No hay otro acontecimiento igual en Europa. Menos aun si está concentrado en una sola ciudad, Madrid. Pero esta hipótesis solo habría visto la luz de no haber sido por mi escasa pero mínima idea de fútbol, porque el pasado sábado la segunda capital más importante de la Península (dejando de lado debates patrióticos) habría dicho que era Madrid.
Sí, Lisboa acogió la
final de la Champions League, ese torneo que hace más llevadera la semana hasta
febrero y que luego solo sirve para desquiciarte año tras año.
Este año Madrid sonrió como nunca y, porque
no decirlo, tuvo la suerte necesaria para hacernos participes de una gesta histórica.

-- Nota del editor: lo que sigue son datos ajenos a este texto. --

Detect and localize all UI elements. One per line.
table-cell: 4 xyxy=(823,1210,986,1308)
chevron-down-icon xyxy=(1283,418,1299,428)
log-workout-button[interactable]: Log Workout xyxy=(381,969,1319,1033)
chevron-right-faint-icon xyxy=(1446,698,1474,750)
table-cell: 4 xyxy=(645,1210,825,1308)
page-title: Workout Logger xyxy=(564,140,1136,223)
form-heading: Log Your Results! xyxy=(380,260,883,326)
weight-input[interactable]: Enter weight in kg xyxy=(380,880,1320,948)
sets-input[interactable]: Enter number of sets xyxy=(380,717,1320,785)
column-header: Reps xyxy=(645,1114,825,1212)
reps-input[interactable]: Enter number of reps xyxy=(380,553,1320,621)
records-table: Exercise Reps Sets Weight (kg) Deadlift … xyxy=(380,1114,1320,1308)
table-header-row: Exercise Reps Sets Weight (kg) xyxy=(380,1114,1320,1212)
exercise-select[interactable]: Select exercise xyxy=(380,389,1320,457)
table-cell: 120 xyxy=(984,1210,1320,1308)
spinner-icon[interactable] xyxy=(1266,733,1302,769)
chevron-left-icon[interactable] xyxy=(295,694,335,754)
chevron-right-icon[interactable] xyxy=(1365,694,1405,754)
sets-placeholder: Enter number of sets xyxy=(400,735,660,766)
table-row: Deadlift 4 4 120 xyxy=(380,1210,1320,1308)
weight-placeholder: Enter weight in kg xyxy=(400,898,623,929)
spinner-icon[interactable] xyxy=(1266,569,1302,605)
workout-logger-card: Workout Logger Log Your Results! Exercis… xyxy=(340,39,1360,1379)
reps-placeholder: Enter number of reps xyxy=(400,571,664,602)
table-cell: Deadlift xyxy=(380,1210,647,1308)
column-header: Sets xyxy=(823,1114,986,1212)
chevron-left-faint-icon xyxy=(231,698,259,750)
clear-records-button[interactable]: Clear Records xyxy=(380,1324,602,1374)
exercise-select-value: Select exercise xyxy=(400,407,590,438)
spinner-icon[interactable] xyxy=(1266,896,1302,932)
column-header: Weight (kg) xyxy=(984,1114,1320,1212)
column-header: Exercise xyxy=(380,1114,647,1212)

Nunca antes dos equipos de una ciudad alcanzaron en la misma temporada la final
de un torneo tan respetado por la sociedad. “¿Que sólo es fútbol?”, preguntaban
unos. “Pues sí, solo es fútbol”, constaban otros. No me sabría a quién llamar
loco. Además, el cuento se escribía solo y la capital vecina esperaba. Toda
Lisboa aguardó en sus casas para dar colorido diferente a una ciudad que también
posee una rivalidad similar.
Como siempre el partido comenzó en el minuto
dos. El ser humano, impuntual por naturaleza, y un prolegómeno más propio de Juegos
Olímpicos ratificaron aun más el pertinente retraso futbolero. La tensión y los
sudores siguieron la pendiente de la grada y se propagaron por el campo hasta
dilapidar el nerviosismo inicial dilapidar la primera media hora. Pero apareció
el santo. Sí pero no, apareció pero mal. Un error mundial que ascendía al Cholo
al puesto de comandante de una de las gestas históricas más relevantes de la
historia del fútbol. Casi nada.
El Atlético jugaba con el oficio de campeón y
el Madrid lo intentaba como un aspirante sin nada que perder. Algo no cuadraba
dentro de lo establecido, o bueno, eso pensaban algunos. El tiempo corría enseñando
una historia ya vista durante el año, solo hacía falta contarla una vez más. Y
lo hicieron durante los 90 minutos que duró el partido. Más que menos, pero en
Lisboa menos que más, se temieron lo peor.
Los que llegaron con dinero lo intentaron por
activa y por pasiva, con zurdos y diestros, con veteranos y noveles. Faltaba
uno. Pero este no lo intentó. Como si del Juicio Final se tratase, cuando ya no
quedaba nadie por hablar, él saltó, giró y golpeó despacio. No voló una mosca. Se hizo silencio. Todos los
demás bajaron sus cabezas y apareció él, vestido de Juicio Final, y señalando a
la cámara susurró: “Yo, Sergio Ramos, jugué en el Madrid de ‘La Décima’”.